Freeland is also using the fall update to respond to calls from numerous political critics and interest groups with funds for parents of young children, aid for hard-hit sectors like tourism and entertainment, and another $1 billion to help provinces with the long-term care homes that have left our oldest citizens tragically vulnerable to COVID-19.

To make a down payment on our recovery, support for Canadians to make their homes greener and more energy efficient, a plan to plant 2 billion trees and laying the groundwork for a Canada-wide Early Learning and Child Care System.

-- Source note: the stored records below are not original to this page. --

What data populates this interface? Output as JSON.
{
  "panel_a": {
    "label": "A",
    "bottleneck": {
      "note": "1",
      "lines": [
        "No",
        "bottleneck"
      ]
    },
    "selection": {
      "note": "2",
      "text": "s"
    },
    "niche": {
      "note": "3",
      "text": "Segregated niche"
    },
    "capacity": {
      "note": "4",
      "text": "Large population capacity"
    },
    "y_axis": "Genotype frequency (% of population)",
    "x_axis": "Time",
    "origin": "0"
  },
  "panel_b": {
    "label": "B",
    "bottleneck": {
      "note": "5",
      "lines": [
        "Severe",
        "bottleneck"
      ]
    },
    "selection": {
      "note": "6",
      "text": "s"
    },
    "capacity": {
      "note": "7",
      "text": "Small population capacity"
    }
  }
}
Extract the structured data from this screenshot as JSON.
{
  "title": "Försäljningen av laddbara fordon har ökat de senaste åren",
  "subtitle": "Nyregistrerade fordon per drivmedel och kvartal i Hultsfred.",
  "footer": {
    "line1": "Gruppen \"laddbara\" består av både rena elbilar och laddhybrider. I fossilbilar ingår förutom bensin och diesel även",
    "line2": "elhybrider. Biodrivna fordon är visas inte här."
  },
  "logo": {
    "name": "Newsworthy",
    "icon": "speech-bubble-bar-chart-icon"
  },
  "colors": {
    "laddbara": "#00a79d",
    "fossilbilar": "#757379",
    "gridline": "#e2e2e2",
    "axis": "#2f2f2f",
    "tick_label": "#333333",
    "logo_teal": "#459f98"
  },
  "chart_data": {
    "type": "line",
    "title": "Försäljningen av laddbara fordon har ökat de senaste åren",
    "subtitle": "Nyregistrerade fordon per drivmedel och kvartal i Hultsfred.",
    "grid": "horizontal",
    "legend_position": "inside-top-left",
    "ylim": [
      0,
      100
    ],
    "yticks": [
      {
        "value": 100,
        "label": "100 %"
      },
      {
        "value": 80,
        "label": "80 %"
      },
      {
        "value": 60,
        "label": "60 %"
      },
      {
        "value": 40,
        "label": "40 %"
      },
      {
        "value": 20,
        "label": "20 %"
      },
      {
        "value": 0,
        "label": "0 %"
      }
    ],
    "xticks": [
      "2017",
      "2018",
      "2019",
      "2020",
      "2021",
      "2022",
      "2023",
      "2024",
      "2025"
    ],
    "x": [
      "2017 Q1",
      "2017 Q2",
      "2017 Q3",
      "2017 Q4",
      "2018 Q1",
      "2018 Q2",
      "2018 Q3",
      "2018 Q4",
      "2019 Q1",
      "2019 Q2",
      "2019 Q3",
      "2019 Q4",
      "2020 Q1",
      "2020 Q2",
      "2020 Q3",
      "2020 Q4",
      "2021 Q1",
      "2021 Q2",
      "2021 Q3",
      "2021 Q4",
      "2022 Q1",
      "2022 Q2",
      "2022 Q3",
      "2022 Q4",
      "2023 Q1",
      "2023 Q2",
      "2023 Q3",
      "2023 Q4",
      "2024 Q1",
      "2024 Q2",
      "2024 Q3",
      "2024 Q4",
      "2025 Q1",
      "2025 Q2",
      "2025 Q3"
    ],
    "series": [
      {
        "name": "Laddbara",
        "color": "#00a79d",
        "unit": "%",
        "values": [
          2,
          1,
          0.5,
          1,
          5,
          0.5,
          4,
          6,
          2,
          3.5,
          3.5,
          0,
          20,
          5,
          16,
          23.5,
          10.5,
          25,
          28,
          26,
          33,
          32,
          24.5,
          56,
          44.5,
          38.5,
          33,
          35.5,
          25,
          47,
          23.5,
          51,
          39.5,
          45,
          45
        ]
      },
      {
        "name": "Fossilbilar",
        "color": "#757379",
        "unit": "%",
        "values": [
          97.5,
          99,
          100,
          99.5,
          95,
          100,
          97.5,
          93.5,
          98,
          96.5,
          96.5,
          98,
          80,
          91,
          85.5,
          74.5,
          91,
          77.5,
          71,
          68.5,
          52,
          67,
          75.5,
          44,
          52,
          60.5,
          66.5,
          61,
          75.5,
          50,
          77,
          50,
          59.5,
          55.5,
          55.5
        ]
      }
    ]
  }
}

The Liberal government had previously touted its declining debt-to-GDP ratio as evidence of its fiscal prudence, but abandoned that key fiscal anchor when the pandemic struck. Prime Minister Justin Trudeau said last month that about 95 advisories had been lifted since the party came to power in 2015, but more than 60 remained the last time figures were updated before the pandemic. The program will have to be developed with provincial governments, but the Liberals pledged money for training programs for early childhood educators. Freeland declined to cite specific numbers or targets, but said employment will be their guide. The government says GST/HST will apply to all companies that provide digital services - which means Netflixand Airbnb would charge sales tax on subscriptions and reservations north of the border.

The Canadian Chamber of Commerce welcomed the program, saying the business community had called for resources to be directed at sectors most at risk of seeing permanent closures. It will impose an additional tax on web giants starting 2022, ahead of plans from the Organization for Economic Co-operation and Development for a unified approach across developed nations. While the plan promises to cancel interest payments on federal student loans next year, Singh said that stops short of the NDP motion all parties backed last week to restore the moratorium on all loan repayments until May. "Actually revenue-based taxes that they make off of Canadians in Canada?" he asked Kapelos.

Singh said, despite the record spending, he sees the government talking more about reducing supports than increasing them and that is not a direction he can support.

"They have indicated with this economic update that they are going down the path of Conservatives to cut the help to people, that is not the path we want to go".